Syntax. BINOM.INV(trials;probability_s;alpha)
Definition. This function returns the smallest value for which the cumulative binomial distribution is greater than or equal to the specified probability. Use this function for quality assurance applications. For example, use the BINOM.INV() function to determine the largest number of defective parts that are allowed to come off an assembly line run without rejecting the entire lot.
Arguments
trials (required). The number of Bernoulli trials
probability_s (required). The probability for the success of each trial
alpha(required). The cumulative binomial probability
Note
If one of the arguments isn’t a numeric value, the BINOM.INV() function returns the #VALUE! error.
If trials isn’t an integer, the decimal places are truncated. If trials is less than 0, the BINOM.INV() function returns the #NUM! error.
If probability_s is less than 0 or greater than 1, the BINOM.INV() function returns the #NUM! error.
If alpha is less than 0 or greater than 1, the BINOM.INV() function returns the #NUM! error.

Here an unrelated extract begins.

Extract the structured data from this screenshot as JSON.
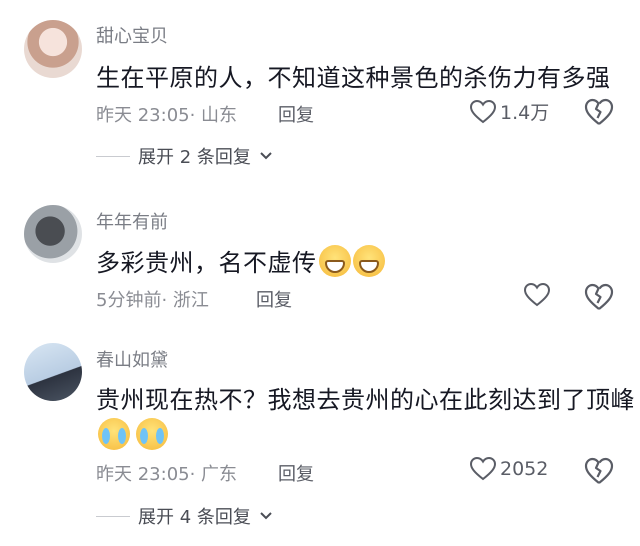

Background. The BINOM.INV() function returns the smallest value for a cumulative binomial distribution not exceeding the specified probability.
BINOM.INV() calculates how often an event can occur based on the probability p in a sample with n repetitions before its cumulative probabilities have a value greater than or equal to the cumulative binomial probability alpha.
This function can only be used for binomial distributions. Therefore, the events have to be independent and can return only two results: an event either occurs or doesn’t occur.
BINOM.INV() is the inverse function of BINOM.DIST().
See Also
You will find more information about binomial distributions in the section that discusses the BINOM.DIST()/BINOMDIST() function.
Example. We use the example from the BINOM.DIST() function to explain the BINOM. INV() function. Assume that you are on vacation in a foreign city and ask 100 people (n trial) for directions. This question can be answered only with yes or no. This means there is a probability of 50 percent that the answer is yes. Therefore, p is 0.5.
You use the BINOM.DIST() function to calculate the probability that 66 of the 100 respondents (2/3) answer yes. Then you calculate with BINOM.INV() how often the answer is yes based on the probability p = 0.5 in a sample with n = 100 repetitions before the cumulative probability has a value greater than or equal to the criteria alpha. Figure 12-18 shows the result.
Based on the probability of 0.1 percent, a maximum of 35 people should answer yes before the cumulative probability has a value greater than or equal to the probability criteria alpha.
The BINOM.INV() function calculates the maximum number of characteristics within the sample based on the given probability criteria alpha.